Kathleen Volk Miller will be featured, along with Leonard Gontarek and Mike Ingram, in the next Poetdelphia reading (Friday, Dec. 14th). Check out the following interview for some insights about writing, teaching, and good books.

Poetdelphia: What do you find particularly compelling or engaging about writing nonfiction. I’m curious about this because I think your strong sense and use of voice would be quite suitable to other genres; it’d translate well to poetry, for instance. Do you naturally gravitate to CNF, non-fiction, or personal essays? Do subjects seem to choose their forms (if you know what I mean)? What kinds of particular challenges come with this style and genre?

Kathleen Volk Miller: Well, that’s a funny question to start with because for the majority of my life, I thought I was supposed to write fiction. I wrote short stories and was rejected for years and years.

I’m not sure if there was a moment that was some large turning point or anything—I guess I had things to say that weren’t fiction.

I also think I simply got old enough that I got brave enough to not need the “shield” of fiction.

My essays have fared much better than my fiction and now I’m fully comfortable in that genre instead. I do believe it may be easier, at least for me and at least right now. I’m just “talking” on the page without so many of the concerns that come up with fiction.

I’m very much enjoying “playing” with flash CNF.

I enjoy dabbling with poetry. With reading as much as I do, who could I not? I tell my students that reading poetry will help inform their writing—even non-literary writing, and I firmly believe it does.

I’ve written very few poems. I wish I was better at it. A professor in grad school said that my poems sounded like the lyrics to country songs and that—quite seriously—turned me off from attempting poetry for years.

I’m going to read a couple of poems on 12/14 so you can tell me if they sound like country songs instead!

Poetdelphia: Can you recommend one specific new book that you have been reading? What’s great about the book, the author?

Kathleen Volk Miller: Right now I’m reading Paul Lisicky’s “Lawnboy” an older novel of his I’ve always wanted to read. My next purchase will be Lisicky’s “Unbuilt Projects” for two reasons—1) I am really enjoying “Lawnboy” and 2) I just heard him read something from Unbuilt Projects that I must read again and teach and share every way I can. Mind blowing.

I am a huge Steve Almond fan. Totally in love with his work right now. What I admire most is how he gets away with really, really romantic language because he uses so little of it, interspersed with visceral, stripped down language.

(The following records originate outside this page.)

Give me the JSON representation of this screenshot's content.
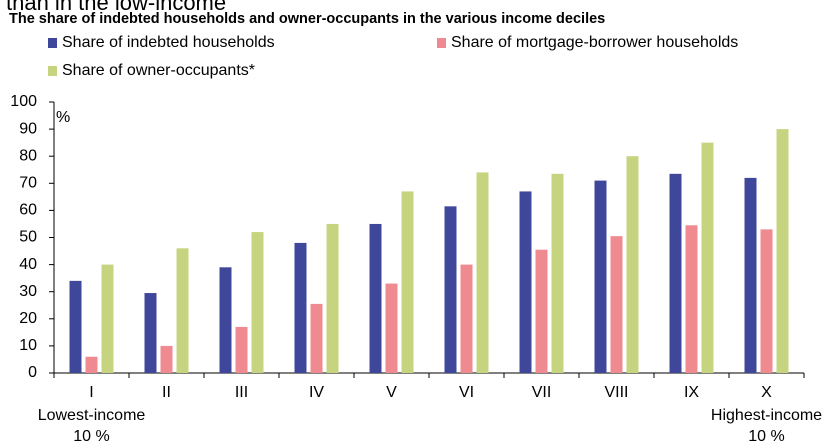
{
  "chart_data": {
    "type": "bar",
    "caption_fragment": "than in the low-income",
    "title": "The share of indebted households and owner-occupants in the various income deciles",
    "y_unit_label": "%",
    "categories": [
      "I",
      "II",
      "III",
      "IV",
      "V",
      "VI",
      "VII",
      "VIII",
      "IX",
      "X"
    ],
    "series": [
      {
        "name": "Share of indebted households",
        "color": "#3f479b",
        "values": [
          34,
          29.5,
          39,
          48,
          55,
          61.5,
          67,
          71,
          73.5,
          72
        ]
      },
      {
        "name": "Share of mortgage-borrower households",
        "color": "#f08a91",
        "values": [
          6,
          10,
          17,
          25.5,
          33,
          40,
          45.5,
          50.5,
          54.5,
          53
        ]
      },
      {
        "name": "Share of owner-occupants*",
        "color": "#c6d47f",
        "values": [
          40,
          46,
          52,
          55,
          67,
          74,
          73.5,
          80,
          85,
          90
        ]
      }
    ],
    "end_labels": [
      [
        "Lowest-income",
        "10 %"
      ],
      [
        "Highest-income",
        "10 %"
      ]
    ],
    "ylim": [
      0,
      100
    ],
    "yticks": [
      0,
      10,
      20,
      30,
      40,
      50,
      60,
      70,
      80,
      90,
      100
    ],
    "grid": false
  }
}
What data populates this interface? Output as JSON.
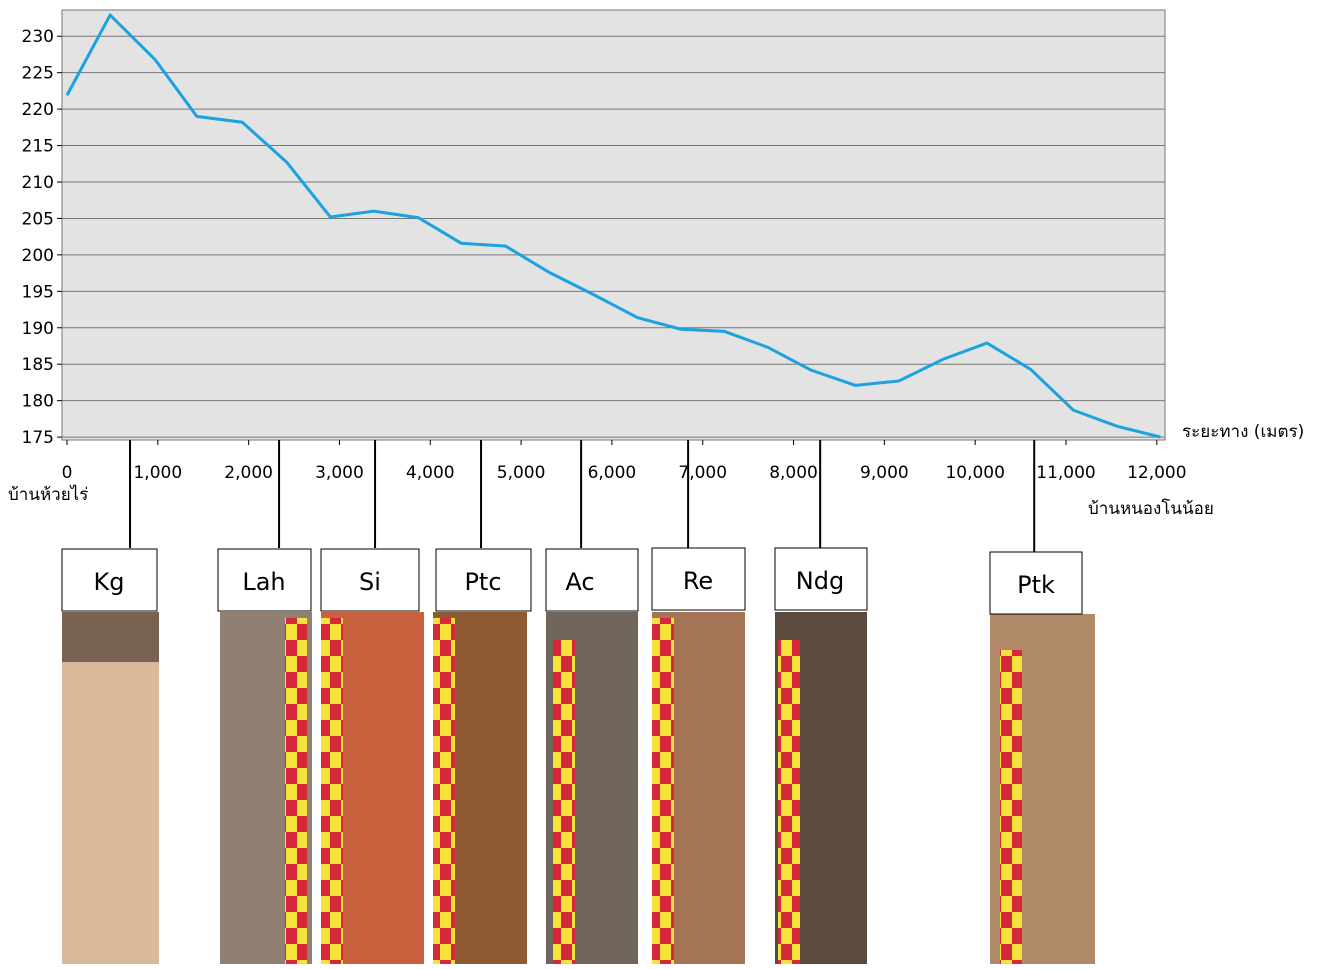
{
  "chart_data": {
    "type": "line",
    "x_label": "ระยะทาง (เมตร)",
    "start_label": "บ้านห้วยไร่",
    "end_label": "บ้านหนองโนน้อย",
    "x": [
      0,
      475,
      970,
      1430,
      1930,
      2420,
      2900,
      3380,
      3870,
      4340,
      4830,
      5310,
      5790,
      6280,
      6760,
      7240,
      7720,
      8190,
      8680,
      9160,
      9650,
      10130,
      10610,
      11080,
      11560,
      12040
    ],
    "series": [
      {
        "color": "#1aa3e0",
        "values": [
          221.9,
          232.9,
          226.8,
          219,
          218.2,
          212.7,
          205.2,
          206,
          205.1,
          201.6,
          201.2,
          197.6,
          194.6,
          191.4,
          189.8,
          189.5,
          187.3,
          184.2,
          182.1,
          182.7,
          185.7,
          187.9,
          184.3,
          178.7,
          176.5,
          175
        ]
      }
    ],
    "xlim": [
      -55,
      12090
    ],
    "ylim": [
      174.6,
      233.6
    ],
    "xticks": [
      0,
      {
        "value": 1000,
        "label": "1,000"
      },
      {
        "value": 2000,
        "label": "2,000"
      },
      {
        "value": 3000,
        "label": "3,000"
      },
      {
        "value": 4000,
        "label": "4,000"
      },
      {
        "value": 5000,
        "label": "5,000"
      },
      {
        "value": 6000,
        "label": "6,000"
      },
      {
        "value": 7000,
        "label": "7,000"
      },
      {
        "value": 8000,
        "label": "8,000"
      },
      {
        "value": 9000,
        "label": "9,000"
      },
      {
        "value": 10000,
        "label": "10,000"
      },
      {
        "value": 11000,
        "label": "11,000"
      },
      {
        "value": 12000,
        "label": "12,000"
      }
    ],
    "yticks": [
      175,
      180,
      185,
      190,
      195,
      200,
      205,
      210,
      215,
      220,
      225,
      230
    ],
    "grid": true,
    "soil_markers": {
      "labels": [
        "Kg",
        "Lah",
        "Si",
        "Ptc",
        "Ac",
        "Re",
        "Ndg",
        "Ptk"
      ],
      "x": [
        694,
        2335,
        3392,
        4559,
        5661,
        6839,
        8293,
        10650
      ]
    }
  }
}
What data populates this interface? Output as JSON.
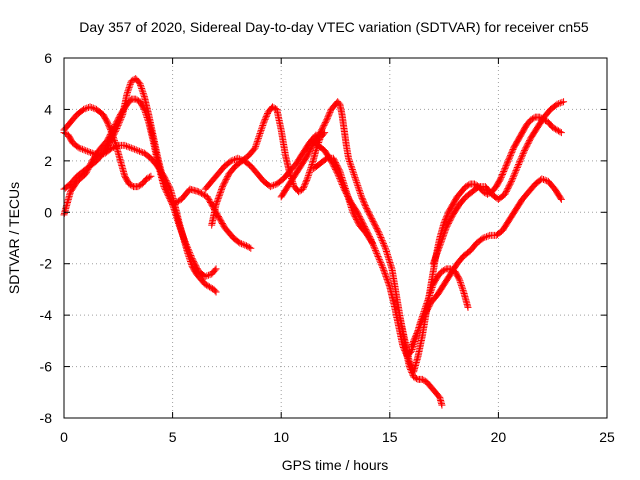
{
  "chart_data": {
    "type": "scatter",
    "title": "Day 357 of 2020, Sidereal Day-to-day VTEC variation (SDTVAR) for receiver cn55",
    "xlabel": "GPS time / hours",
    "ylabel": "SDTVAR / TECUs",
    "xlim": [
      0,
      25
    ],
    "ylim": [
      -8,
      6
    ],
    "xticks": [
      0,
      5,
      10,
      15,
      20,
      25
    ],
    "yticks": [
      -8,
      -6,
      -4,
      -2,
      0,
      2,
      4,
      6
    ],
    "grid": true,
    "marker": "+",
    "color": "#ff0000",
    "series": [
      {
        "x": [
          0.0,
          0.3,
          0.6,
          1.0,
          1.3,
          1.6,
          2.0,
          2.3,
          2.6,
          2.9,
          3.1,
          3.3,
          3.5,
          3.7,
          3.9,
          4.1,
          4.3,
          4.6,
          5.0,
          5.4,
          5.8,
          6.2,
          6.6,
          7.0,
          7.4,
          7.8,
          8.1,
          8.4,
          8.6
        ],
        "y": [
          -0.1,
          0.8,
          1.2,
          1.5,
          2.0,
          2.4,
          2.8,
          3.3,
          3.8,
          4.2,
          4.4,
          4.4,
          4.3,
          4.0,
          3.5,
          2.8,
          2.0,
          1.0,
          0.3,
          0.5,
          0.9,
          0.8,
          0.6,
          0.0,
          -0.6,
          -1.0,
          -1.2,
          -1.3,
          -1.4
        ]
      },
      {
        "x": [
          0.0,
          0.2,
          0.4,
          0.7,
          1.0,
          1.3,
          1.6,
          1.9,
          2.2,
          2.5,
          2.8,
          3.1,
          3.4,
          3.7,
          4.0,
          4.3,
          4.6,
          4.9,
          5.1,
          5.3,
          5.5,
          5.7,
          5.9,
          6.1,
          6.3,
          6.5,
          6.7,
          6.9,
          7.0
        ],
        "y": [
          3.1,
          3.0,
          2.7,
          2.5,
          2.4,
          2.3,
          2.2,
          2.3,
          2.5,
          2.6,
          2.6,
          2.5,
          2.4,
          2.3,
          2.1,
          1.8,
          1.4,
          0.9,
          0.3,
          -0.4,
          -1.0,
          -1.6,
          -2.1,
          -2.4,
          -2.6,
          -2.8,
          -2.9,
          -3.0,
          -3.1
        ]
      },
      {
        "x": [
          0.0,
          0.3,
          0.6,
          0.9,
          1.2,
          1.5,
          1.8,
          2.1,
          2.4,
          2.7,
          2.9,
          3.1,
          3.3,
          3.5,
          3.7,
          3.9,
          4.1,
          4.3,
          4.5,
          4.7,
          5.0,
          5.3,
          5.6,
          5.9,
          6.2,
          6.5,
          6.8,
          7.0
        ],
        "y": [
          0.9,
          1.1,
          1.4,
          1.6,
          1.8,
          2.0,
          2.3,
          2.7,
          3.2,
          3.8,
          4.6,
          5.1,
          5.2,
          5.0,
          4.5,
          3.8,
          3.0,
          2.2,
          1.5,
          1.0,
          0.3,
          -0.5,
          -1.2,
          -1.8,
          -2.3,
          -2.5,
          -2.4,
          -2.2
        ]
      },
      {
        "x": [
          0.0,
          0.3,
          0.6,
          0.9,
          1.2,
          1.5,
          1.8,
          2.0,
          2.2,
          2.4,
          2.6,
          2.8,
          3.0,
          3.2,
          3.4,
          3.6,
          3.8,
          4.0
        ],
        "y": [
          3.2,
          3.5,
          3.8,
          4.0,
          4.1,
          4.0,
          3.8,
          3.5,
          3.1,
          2.6,
          2.0,
          1.4,
          1.1,
          1.0,
          1.0,
          1.1,
          1.3,
          1.4
        ]
      },
      {
        "x": [
          6.8,
          7.0,
          7.3,
          7.6,
          7.9,
          8.2,
          8.5,
          8.8,
          9.0,
          9.2,
          9.4,
          9.6,
          9.8,
          10.0,
          10.2,
          10.4,
          10.6,
          10.8,
          11.0,
          11.2,
          11.4,
          11.6,
          11.8,
          12.0
        ],
        "y": [
          -0.5,
          0.3,
          1.0,
          1.5,
          1.8,
          2.0,
          2.2,
          2.5,
          3.0,
          3.5,
          3.9,
          4.1,
          4.0,
          3.2,
          2.2,
          1.5,
          1.0,
          0.8,
          0.9,
          1.3,
          1.8,
          2.4,
          2.9,
          3.1
        ]
      },
      {
        "x": [
          6.5,
          6.8,
          7.1,
          7.4,
          7.7,
          8.0,
          8.3,
          8.6,
          8.9,
          9.2,
          9.5,
          9.8,
          10.1,
          10.4,
          10.7,
          11.0,
          11.3,
          11.6
        ],
        "y": [
          0.9,
          1.2,
          1.5,
          1.8,
          2.0,
          2.1,
          2.0,
          1.8,
          1.5,
          1.2,
          1.0,
          1.1,
          1.3,
          1.6,
          1.9,
          2.3,
          2.7,
          3.0
        ]
      },
      {
        "x": [
          10.0,
          10.3,
          10.6,
          10.9,
          11.2,
          11.5,
          11.8,
          12.1,
          12.3,
          12.5,
          12.6,
          12.7,
          12.8,
          12.9,
          13.0,
          13.1,
          13.3,
          13.5,
          13.7,
          13.9,
          14.2,
          14.5,
          14.8,
          15.1,
          15.3,
          15.5,
          15.7,
          15.9,
          16.1,
          16.3,
          16.5,
          16.7,
          16.9,
          17.1,
          17.3,
          17.4
        ],
        "y": [
          0.6,
          1.0,
          1.4,
          1.8,
          2.2,
          2.7,
          3.1,
          3.6,
          4.0,
          4.2,
          4.3,
          4.2,
          3.8,
          3.2,
          2.6,
          2.1,
          1.6,
          1.1,
          0.6,
          0.2,
          -0.3,
          -0.8,
          -1.4,
          -2.2,
          -3.2,
          -4.2,
          -5.2,
          -6.0,
          -6.4,
          -6.5,
          -6.5,
          -6.6,
          -6.8,
          -7.0,
          -7.2,
          -7.5
        ]
      },
      {
        "x": [
          11.4,
          11.7,
          12.0,
          12.3,
          12.6,
          12.9,
          13.2,
          13.5,
          13.8,
          14.1,
          14.4,
          14.7,
          15.0,
          15.2,
          15.4,
          15.6,
          15.8,
          16.0,
          16.2,
          16.4,
          16.6,
          16.8,
          17.0,
          17.2,
          17.4,
          17.6,
          17.8,
          18.0,
          18.2,
          18.4,
          18.6
        ],
        "y": [
          2.8,
          2.6,
          2.4,
          2.0,
          1.5,
          0.9,
          0.4,
          0.0,
          -0.5,
          -1.0,
          -1.6,
          -2.2,
          -2.9,
          -3.6,
          -4.4,
          -5.2,
          -5.6,
          -5.4,
          -4.9,
          -4.3,
          -3.8,
          -3.3,
          -2.8,
          -2.5,
          -2.3,
          -2.2,
          -2.2,
          -2.3,
          -2.6,
          -3.1,
          -3.7
        ]
      },
      {
        "x": [
          11.5,
          11.8,
          12.1,
          12.4,
          12.7,
          13.0,
          13.3,
          13.6,
          13.9,
          14.2
        ],
        "y": [
          1.7,
          1.9,
          2.1,
          2.1,
          1.6,
          0.8,
          0.0,
          -0.5,
          -0.8,
          -1.2
        ]
      },
      {
        "x": [
          15.5,
          15.7,
          15.9,
          16.1,
          16.3,
          16.5,
          16.7,
          16.9,
          17.1,
          17.3,
          17.5,
          17.7,
          17.9,
          18.1,
          18.3,
          18.5,
          18.7,
          18.9,
          19.1,
          19.3,
          19.5,
          19.7,
          19.9,
          20.1,
          20.3,
          20.5,
          20.7,
          20.9,
          21.1,
          21.3,
          21.5,
          21.7,
          21.9,
          22.1,
          22.3,
          22.5,
          22.7,
          22.9
        ],
        "y": [
          -4.2,
          -5.0,
          -5.8,
          -6.2,
          -5.6,
          -4.8,
          -3.8,
          -2.8,
          -1.8,
          -1.0,
          -0.4,
          0.0,
          0.3,
          0.6,
          0.8,
          1.0,
          1.1,
          1.1,
          1.0,
          0.8,
          0.7,
          0.8,
          1.0,
          1.3,
          1.7,
          2.1,
          2.5,
          2.8,
          3.1,
          3.4,
          3.6,
          3.7,
          3.7,
          3.6,
          3.5,
          3.3,
          3.2,
          3.1
        ]
      },
      {
        "x": [
          16.0,
          16.3,
          16.6,
          16.9,
          17.2,
          17.5,
          17.8,
          18.1,
          18.4,
          18.7,
          19.0,
          19.3,
          19.6,
          19.9,
          20.2,
          20.5,
          20.8,
          21.1,
          21.4,
          21.7,
          22.0,
          22.3,
          22.6,
          22.9
        ],
        "y": [
          -5.2,
          -4.6,
          -4.0,
          -3.5,
          -3.2,
          -2.8,
          -2.4,
          -2.0,
          -1.7,
          -1.5,
          -1.2,
          -1.0,
          -0.9,
          -0.9,
          -0.7,
          -0.3,
          0.1,
          0.5,
          0.8,
          1.1,
          1.3,
          1.2,
          0.9,
          0.5
        ]
      },
      {
        "x": [
          17.0,
          17.3,
          17.6,
          17.9,
          18.2,
          18.5,
          18.8,
          19.1,
          19.4,
          19.7,
          20.0,
          20.3,
          20.6,
          20.9,
          21.2,
          21.5,
          21.8,
          22.1,
          22.4,
          22.7,
          23.0
        ],
        "y": [
          -2.0,
          -1.3,
          -0.6,
          -0.1,
          0.3,
          0.6,
          0.8,
          1.0,
          1.0,
          0.7,
          0.5,
          0.7,
          1.2,
          1.8,
          2.4,
          2.9,
          3.3,
          3.7,
          4.0,
          4.2,
          4.3
        ]
      }
    ]
  }
}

Poetdelphia: Can you share a writing tip or prompt? (If you don’t approach your work in this way, or don’t use prompts/exercises that much, feel free to tell us something about your process or writing habits generally.)

Kathleen Volk Miller: I do not use prompts for myself. My favorite one for students—a first line for fiction, is, “Honey, there’s a bear at the door.” I just had a terrific creative writing class and one of my students came up with this one, “This guy gets in a cab.”

Poetdelphia: In what ways do the arts (could include non-literary arts) influence your work? Can you give an example (of an inspiring work, of a time you made use of some artwork)?

Kathleen Volk Miller: I’m going to read a poem on 12/14 that references Dylan’s “Do Not Go Gently” and another one that almost mockingly mimics Wallace Stevens “Thirteen Ways of Looking at a Blackbird.”

Neither were prompts, but came to my consciousness as I wrote the poems. Funny, huh, that I don’t consider myself a poet and I wrote two poems after other poems?

I think this is a tough question—everything we experience/see/read becomes part of who we are, so therefore becomes part of our work. I don’t know if I can separate out any other SPECIFIC art influences.